Dans le contexte écologique actuel, pointé par les scientifiques depuis les années 70, réchauffement climatique, destruction de la biodiversité, disparition des forêts, pollution des eaux, la recherche en art doit s’attacher à ces questions. L’art offre des prismes différents pour regarder le monde et donc le penser et le changer. L’art est pensée sensible, matérialisation de l’immatériel, espace de tous les possibles. En déconstruisant des évidences, il rend possible la création d’autres modèles, d’autres rapports au monde. Pour cela, l’artiste doit sortir de son propre champ d’action, de son « milieu ». Il doit devenir autre et agir, interroger, rencontrer, croiser les domaines, oser la périphérie et l’inattendu. Pour créer, l’artiste doit se redéfinir en permanence, recréer son être pour faire œuvre.
Dès lors, comment appréhender les questions écologiques à travers l’art et comment l’artiste, à la croisée des vision scientifiques, esthétiques, philosophique et éthique, peut-il être un acteur pour la résilience du « système » monde? Autrement dit, comment l’artiste peut-il œuvrer pour un nouveau paradigme basée sur l’éthique du care ?
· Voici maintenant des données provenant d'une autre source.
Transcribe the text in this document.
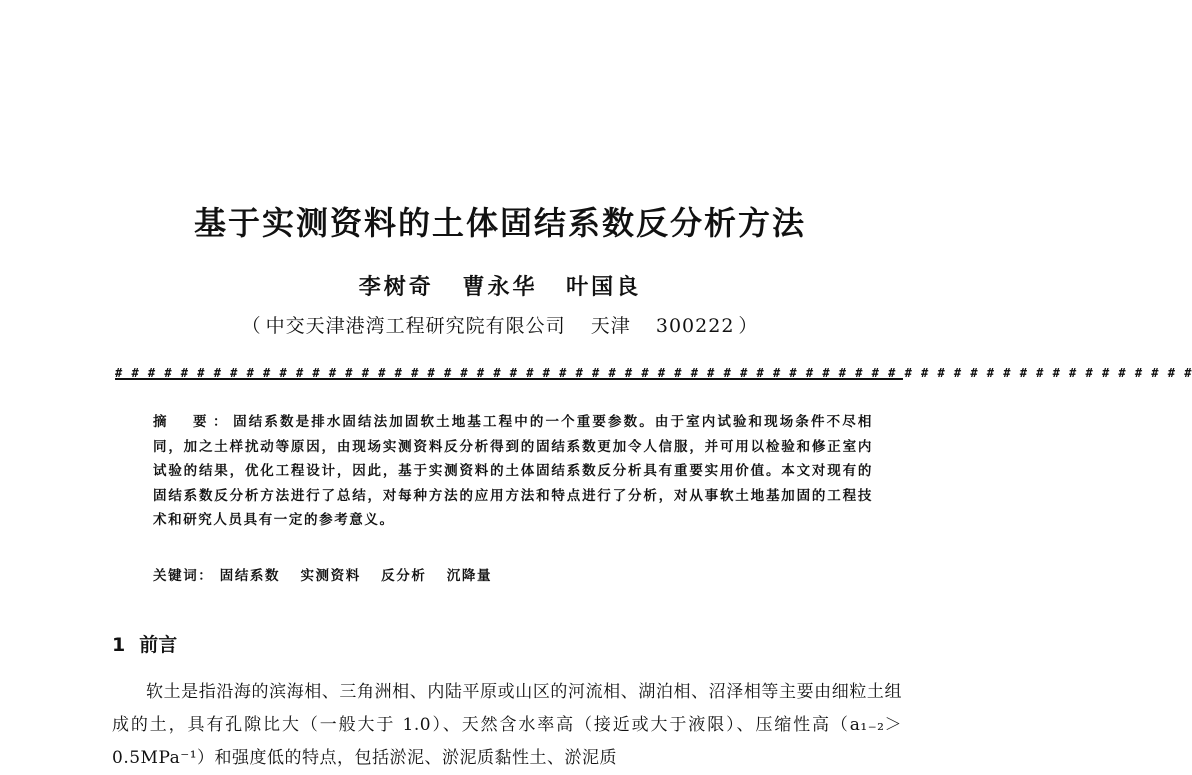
基于实测资料的土体固结系数反分析方法
李树奇 曹永华 叶国良
（ 中交天津港湾工程研究院有限公司 天津 300222 ）
# # # # # # # # # # # # # # # # # # # # # # # # # # # # # # # # # # # # # # # # # # # # # # # # # # # # # # # # # # # # # # # # # #
摘　要：固结系数是排水固结法加固软土地基工程中的一个重要参数。由于室内试验和现场条件不尽相同，加之土样扰动等原因，由现场实测资料反分析得到的固结系数更加令人信服，并可用以检验和修正室内试验的结果，优化工程设计，因此，基于实测资料的土体固结系数反分析具有重要实用价值。本文对现有的固结系数反分析方法进行了总结，对每种方法的应用方法和特点进行了分析，对从事软土地基加固的工程技术和研究人员具有一定的参考意义。
关键词： 固结系数 实测资料 反分析 沉降量
1 前言

软土是指沿海的滨海相、三角洲相、内陆平原或山区的河流相、湖泊相、沼泽相等主要由细粒土组成的土，具有孔隙比大（一般大于 1.0）、天然含水率高（接近或大于液限）、压缩性高（a₁₋₂＞0.5MPa⁻¹）和强度低的特点，包括淤泥、淤泥质黏性土、淤泥质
Le projet To Care/To Cure propose la création de « jardins pour la vie et la terre» : Les jardins des kami, lieu d’expérimentation écologique et artistique en Normandie qui vise à développer un écosystème global dans lequel l’environnement, l’art, l’humain et le vivant entretiennent des relations réciproques, cohérentes et durables. Il allie une réflexion sur le design écologique et la sauvegarde du patrimoine vivant ainsi que les pratiques artistiques. L’œuvre est autant le projet, son évolution vers un aboutissement, le chemin qui y mène que les formes qui émergent et le transforment.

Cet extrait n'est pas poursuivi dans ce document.